One of the first things I learned about working in the professional regional theater is that Christmas comes early. While everyone else is still thinking about what to wear for Halloween, I’ve spent most of the last 15 Octobers of my life either in Victorian England with some guy named Scrooge, at Macy’s dressed up as an elf, searching a magical land for The Snow Queen or with the fine folks at a small Church in a fictional town someplace in the mountains I am proud to call home.
I have been fascinated by the English Mystery Cycles since I first discovered them in 1995. My first attempt to adapt them for the Appalachian region was in a play called Wondrous Love. It was long and unwieldy, and after the first and only reading of the play, I thought I was through with the Mystery Cycle.

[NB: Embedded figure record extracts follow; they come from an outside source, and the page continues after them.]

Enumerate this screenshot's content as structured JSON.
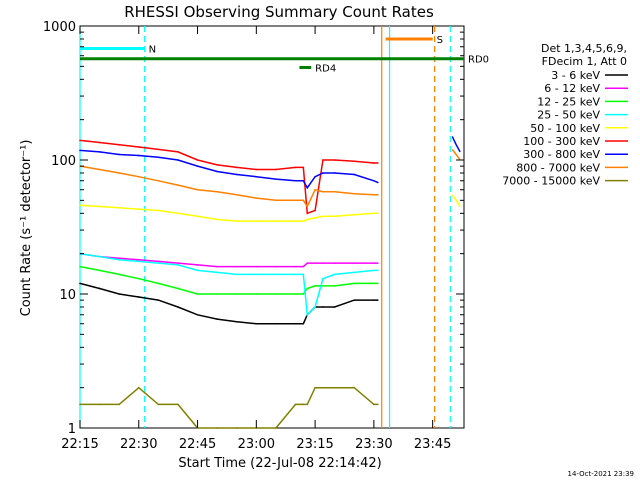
{
  "chart_data": {
    "type": "line",
    "title": "RHESSI Observing Summary Count Rates",
    "xlabel": "Start Time (22-Jul-08 22:14:42)",
    "ylabel": "Count Rate (s⁻¹ detector⁻¹)",
    "y_scale": "log",
    "ylim": [
      1,
      1000
    ],
    "xlim_minutes": [
      0,
      98
    ],
    "x_ticks": [
      {
        "t": 0,
        "label": "22:15"
      },
      {
        "t": 15,
        "label": "22:30"
      },
      {
        "t": 30,
        "label": "22:45"
      },
      {
        "t": 45,
        "label": "23:00"
      },
      {
        "t": 60,
        "label": "23:15"
      },
      {
        "t": 75,
        "label": "23:30"
      },
      {
        "t": 90,
        "label": "23:45"
      }
    ],
    "y_ticks": [
      {
        "v": 1,
        "label": "1"
      },
      {
        "v": 10,
        "label": "10"
      },
      {
        "v": 100,
        "label": "100"
      },
      {
        "v": 1000,
        "label": "1000"
      }
    ],
    "legend_header": [
      "Det 1,3,4,5,6,9,",
      "FDecim 1, Att 0"
    ],
    "legend_position": "right",
    "series": [
      {
        "name": "3 - 6 keV",
        "color": "#000000",
        "x": [
          0,
          5,
          10,
          15,
          20,
          25,
          30,
          35,
          40,
          45,
          50,
          55,
          57,
          58,
          60,
          62,
          65,
          70,
          75,
          76
        ],
        "values": [
          12,
          11,
          10,
          9.5,
          9,
          8,
          7,
          6.5,
          6.2,
          6,
          6,
          6,
          6,
          7,
          8,
          8,
          8,
          9,
          9,
          9
        ]
      },
      {
        "name": "6 - 12 keV",
        "color": "#ff00ff",
        "x": [
          0,
          5,
          10,
          15,
          20,
          25,
          30,
          35,
          40,
          45,
          50,
          55,
          57,
          58,
          60,
          62,
          65,
          70,
          75,
          76
        ],
        "values": [
          20,
          19,
          18.5,
          18,
          17.5,
          17,
          16.5,
          16,
          16,
          16,
          16,
          16,
          16,
          17,
          17,
          17,
          17,
          17,
          17,
          17
        ]
      },
      {
        "name": "12 - 25 keV",
        "color": "#00ff00",
        "x": [
          0,
          5,
          10,
          15,
          20,
          25,
          30,
          35,
          40,
          45,
          50,
          55,
          57,
          58,
          60,
          62,
          65,
          70,
          75,
          76
        ],
        "values": [
          16,
          15,
          14,
          13,
          12,
          11,
          10,
          10,
          10,
          10,
          10,
          10,
          10,
          11,
          11.5,
          11.5,
          11.5,
          12,
          12,
          12
        ]
      },
      {
        "name": "25 - 50 keV",
        "color": "#00ffff",
        "x": [
          0,
          5,
          10,
          15,
          20,
          25,
          30,
          35,
          40,
          45,
          50,
          55,
          57,
          58,
          60,
          62,
          65,
          70,
          75,
          76
        ],
        "values": [
          20,
          19,
          18,
          17.5,
          17,
          16.5,
          15,
          14.5,
          14,
          14,
          14,
          14,
          14,
          7,
          8,
          13,
          14,
          14.5,
          15,
          15
        ]
      },
      {
        "name": "50 - 100 keV",
        "color": "#ffff00",
        "x": [
          0,
          5,
          10,
          15,
          20,
          25,
          30,
          35,
          40,
          45,
          50,
          55,
          57,
          58,
          60,
          62,
          65,
          70,
          75,
          76
        ],
        "values": [
          46,
          45,
          44,
          43,
          42,
          40,
          38,
          36,
          35,
          35,
          35,
          35,
          35,
          36,
          37,
          38,
          38,
          39,
          40,
          40
        ]
      },
      {
        "name": "100 - 300 keV",
        "color": "#ff0000",
        "x": [
          0,
          5,
          10,
          15,
          20,
          25,
          30,
          35,
          40,
          45,
          50,
          55,
          57,
          58,
          60,
          62,
          65,
          70,
          75,
          76
        ],
        "values": [
          140,
          135,
          130,
          125,
          120,
          115,
          100,
          92,
          88,
          85,
          85,
          88,
          88,
          40,
          42,
          100,
          100,
          98,
          95,
          95
        ]
      },
      {
        "name": "300 - 800 keV",
        "color": "#0000ff",
        "x": [
          0,
          5,
          10,
          15,
          20,
          25,
          30,
          35,
          40,
          45,
          50,
          55,
          57,
          58,
          60,
          62,
          65,
          70,
          75,
          76
        ],
        "values": [
          118,
          115,
          110,
          108,
          105,
          100,
          90,
          82,
          78,
          75,
          72,
          70,
          70,
          62,
          75,
          80,
          80,
          78,
          70,
          68
        ]
      },
      {
        "name": "800 - 7000 keV",
        "color": "#ff8000",
        "x": [
          0,
          5,
          10,
          15,
          20,
          25,
          30,
          35,
          40,
          45,
          50,
          55,
          57,
          58,
          60,
          62,
          65,
          70,
          75,
          76
        ],
        "values": [
          90,
          85,
          80,
          75,
          70,
          65,
          60,
          58,
          55,
          52,
          50,
          50,
          50,
          45,
          60,
          58,
          58,
          56,
          55,
          55
        ]
      },
      {
        "name": "7000 - 15000 keV",
        "color": "#808000",
        "x": [
          0,
          5,
          10,
          15,
          20,
          25,
          30,
          35,
          40,
          45,
          50,
          55,
          57,
          58,
          60,
          62,
          65,
          70,
          75,
          76
        ],
        "values": [
          1.5,
          1.5,
          1.5,
          2,
          1.5,
          1.5,
          1,
          1,
          1,
          1,
          1,
          1.5,
          1.5,
          1.5,
          2,
          2,
          2,
          2,
          1.5,
          1.5
        ]
      }
    ],
    "post_gap_series_tail": {
      "x": [
        95,
        96,
        97
      ],
      "values_300_800": [
        150,
        130,
        115
      ],
      "values_800_7000": [
        120,
        110,
        100
      ],
      "values_50_100": [
        55,
        50,
        45
      ]
    },
    "annotations": [
      {
        "label": "N",
        "color": "#00ffff",
        "t_start": 0,
        "t_end": 16.5,
        "level": 680
      },
      {
        "label": "S",
        "color": "#ff8000",
        "t_start": 78,
        "t_end": 90,
        "level": 800
      },
      {
        "label": "RD0",
        "color": "#008000",
        "t_start": 0,
        "t_end": 98,
        "level": 570
      },
      {
        "label": "RD4",
        "color": "#008000",
        "t_start": 56,
        "t_end": 59,
        "level": 490
      }
    ],
    "vertical_markers": [
      {
        "t": 0,
        "color": "#00ffff",
        "style": "solid"
      },
      {
        "t": 16.5,
        "color": "#00ffff",
        "style": "dashed"
      },
      {
        "t": 77,
        "color": "#ff8000",
        "style": "solid"
      },
      {
        "t": 79,
        "color": "#00ffff",
        "style": "solid"
      },
      {
        "t": 90.5,
        "color": "#ff8000",
        "style": "dashed"
      },
      {
        "t": 94.5,
        "color": "#00ffff",
        "style": "dashed"
      }
    ],
    "date_stamp": "14-Oct-2021 23:39"
  }
}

But the Mystery Plays, full of faith and majesty, have stayed with me. The language, rich with alliteration and surprisingly real, has shaped all my subsequent writing. But I knew I wanted to do more with them than simply restage them. I had to find a way to make the plays my own with a framework allowing us to know the people doing the plays. The church and the congregation I imagined was a fantasy of sorts. It was the church I would like to stumble into on a winter’s evening. A spirit filled place, where everyone, wounded somehow, can be healed. And where everyone is accepted, believer or not, into a family. It gives me great joy to stumble into that church again, to find my old friends waiting, as joyous as ever with stories to tell.
Throughout the writing of the play, I thought a lot about my Aunt Shirley who decided in the mid-nineties that she would write and stage her own Christmas play in her basement. The cast was comprised of my family (all but me making their stage debut) and a few folks from her church. It was a three-year experiment in theatrical folk art. Every minute was crafted by Aunt Shirley with absolute love for the story she had to tell. And every year, there came a moment when the play transcended the basement of that 60s ranch house to become something bigger −something made out of faith. I imagine that moment happened sometimes, too, as the pageant wagons rolled through streets of medieval York and the fishmongers and shipwrights and carpenters performed their plays to celebrate their spirit. And it’s that moment I’ve come searching for again in this blending of Bible stories, medieval plays and contemporary Appalachia.
We’re thrilled to invite you back to the Open Heart Fellowship.